IHS Talk Daniele Caramani- Global Cleavages in Historical Perspective: Theory and Empirical Measures

Abstract

In a macro-historical perspective, this talk examines the cleavages that have been structuring world politics since the 19th century. It theoretically and empirically extends cleavage approaches to global regional oppositions – core−periphery, North−South and civilizational cleavages – and transnational class, gender and generational alignments. Exit–voice models of social closure, boundary building and centre formation are used to understand the politicization of global inequalities. The replacement of territorial divisions with functional cleavages that cut across world regions facilitates the emergence of transnational dimensions of contestation, along which cross-regional membership groups organize and build bonds of solidarity. This approach allows conceptualizing supra-national integration in mass politics, rather than technocratic, terms.

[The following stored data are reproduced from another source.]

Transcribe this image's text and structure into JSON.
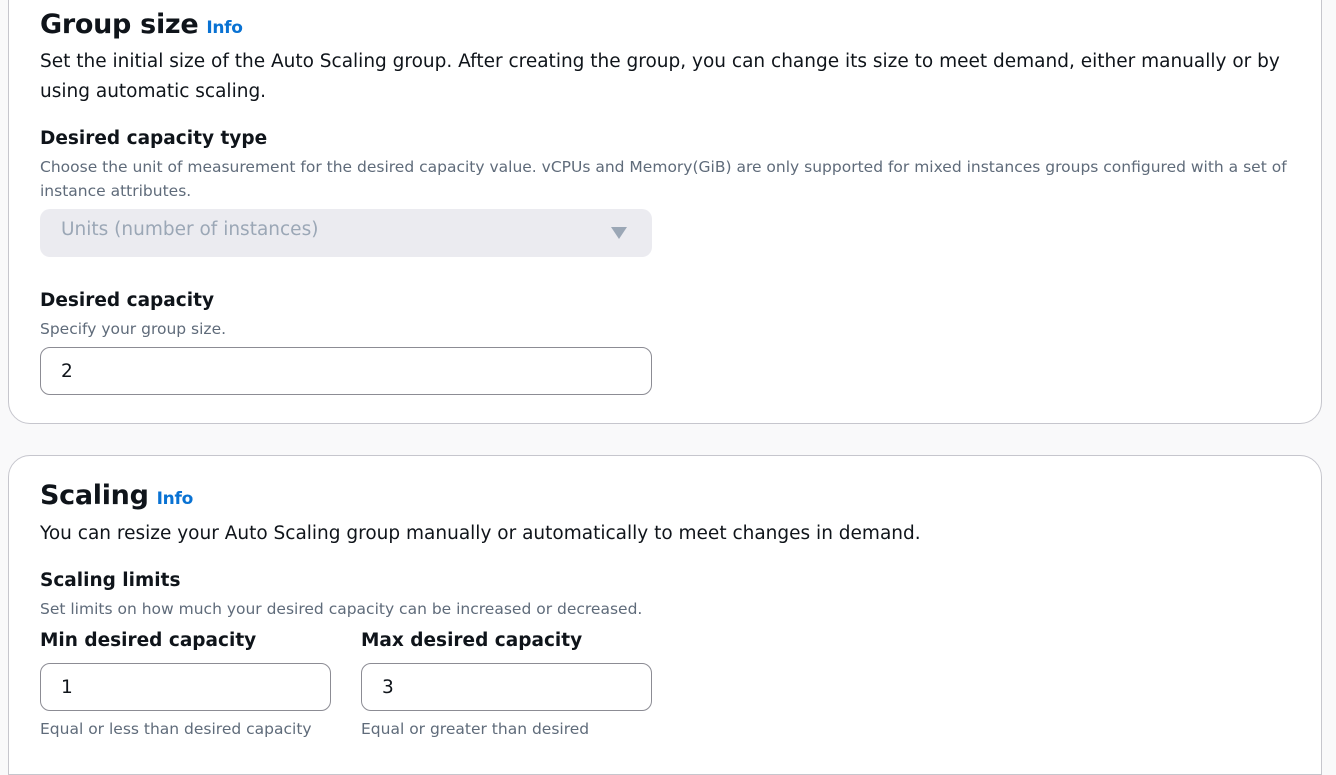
{
  "group_size": {
    "title": "Group size",
    "info_link": "Info",
    "description": "Set the initial size of the Auto Scaling group. After creating the group, you can change its size to meet demand, either manually or by using automatic scaling.",
    "capacity_type": {
      "label": "Desired capacity type",
      "hint": "Choose the unit of measurement for the desired capacity value. vCPUs and Memory(GiB) are only supported for mixed instances groups configured with a set of instance attributes.",
      "selected": "Units (number of instances)",
      "disabled": true
    },
    "desired_capacity": {
      "label": "Desired capacity",
      "hint": "Specify your group size.",
      "value": "2"
    }
  },
  "scaling": {
    "title": "Scaling",
    "info_link": "Info",
    "description": "You can resize your Auto Scaling group manually or automatically to meet changes in demand.",
    "limits": {
      "label": "Scaling limits",
      "hint": "Set limits on how much your desired capacity can be increased or decreased."
    },
    "min": {
      "label": "Min desired capacity",
      "value": "1",
      "hint": "Equal or less than desired capacity"
    },
    "max": {
      "label": "Max desired capacity",
      "value": "3",
      "hint": "Equal or greater than desired"
    }
  },
  "colors": {
    "link": "#0972d3",
    "text": "#0f141a",
    "hint": "#5f6b7a",
    "disabled_bg": "#ebebf0",
    "border": "#8c8c94"
  },
  "icons": {
    "select_caret": "caret-down-icon"
  }
}
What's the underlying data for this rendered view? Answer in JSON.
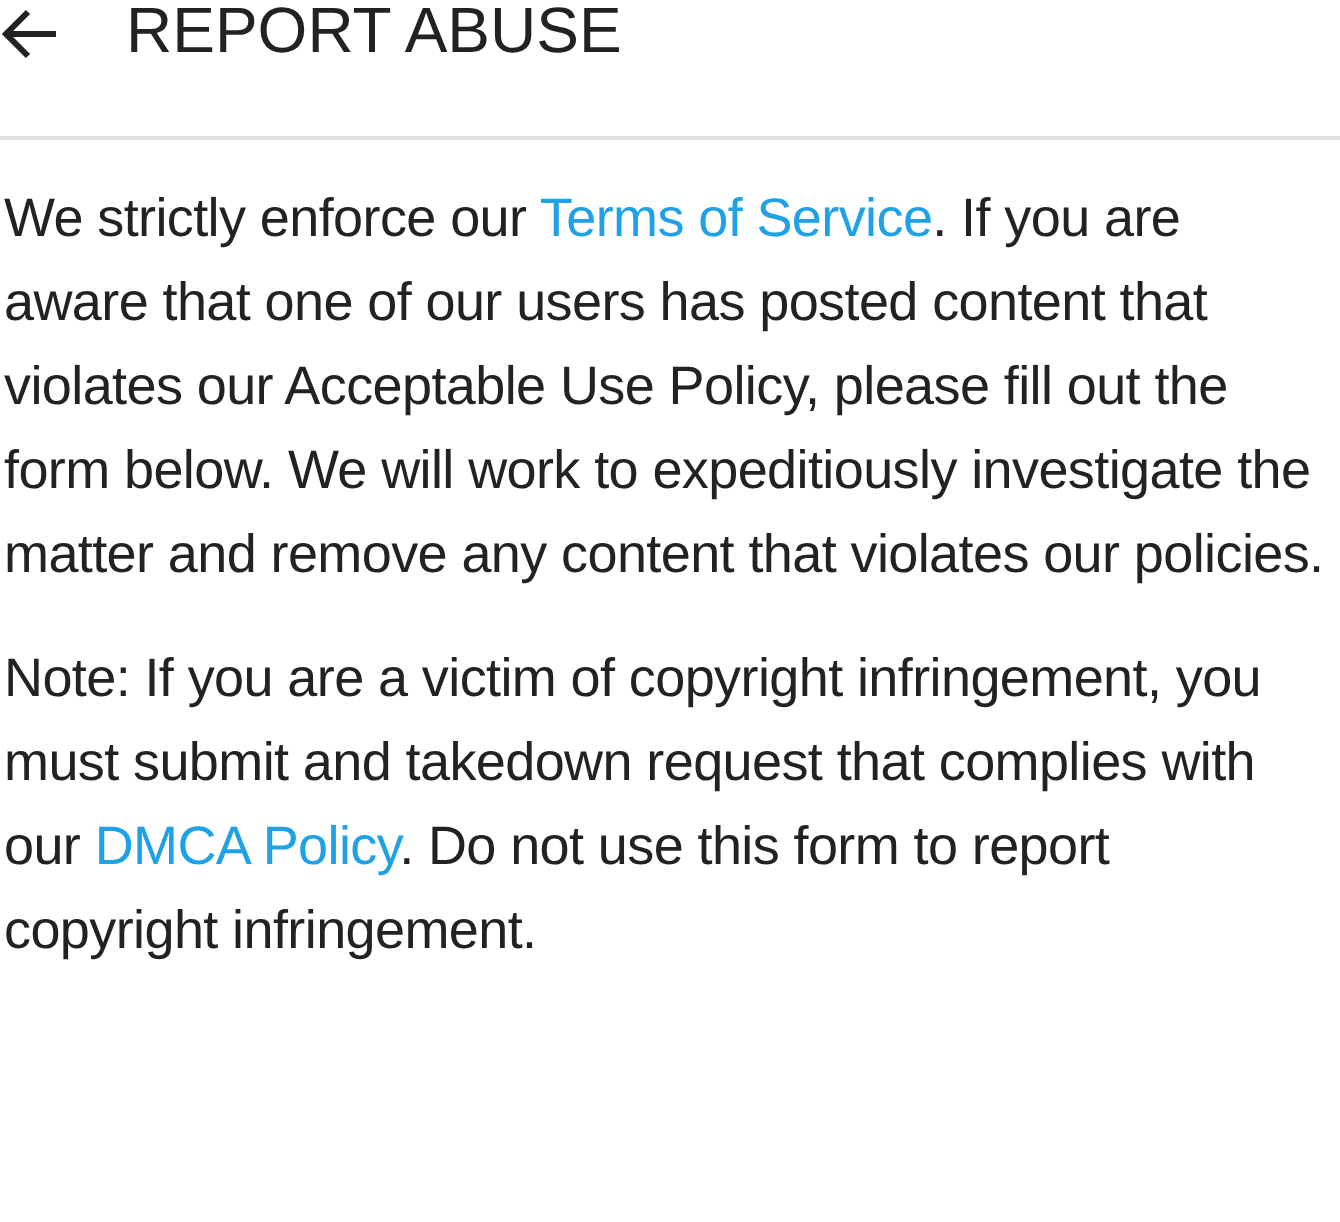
{
  "header": {
    "title": "REPORT ABUSE"
  },
  "paragraphs": [
    [
      {
        "kind": "text",
        "text": "We strictly enforce our "
      },
      {
        "kind": "link",
        "text": "Terms of Service"
      },
      {
        "kind": "text",
        "text": ". If you are aware that one of our users has posted content that violates our Acceptable Use Policy, please fill out the form below. We will work to expeditiously investigate the matter and remove any content that violates our policies."
      }
    ],
    [
      {
        "kind": "text",
        "text": "Note: If you are a victim of copyright infringement, you must submit and takedown request that complies with our "
      },
      {
        "kind": "link",
        "text": "DMCA Policy"
      },
      {
        "kind": "text",
        "text": ". Do not use this form to report copyright infringement."
      }
    ]
  ]
}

The talk presents empirical measures of how actors politicize global inequalities and of the territoriality−functionality continuum of global cleavages, which reveal a long-term trend of de-territorialization over the past 180 years.

Speaker 

Daniele Caramani is professor of Comparative Politics at the University of Zurich and part-time Ernst B. Haas Chair of European Governance and Politics at the European University Institute in Florence where he directs an ERC Advance Grant project on "Global Cleavages". The project follows previous studies of territorial and functional cleavages at the national and European level, which were published in two books on The Nationalization of Politics (CUP 2004) and The Europeanization of Politics (CUP 2015). His work includes topics such as representation, electoral systems, state formation and nation-building, technocracy and populism among others. His approach is comparative and historical macro-sociological and regularly publishes in the major scientific journals. He is the editor of the textbook Comparative Politics (OUP 2023, sixth edition).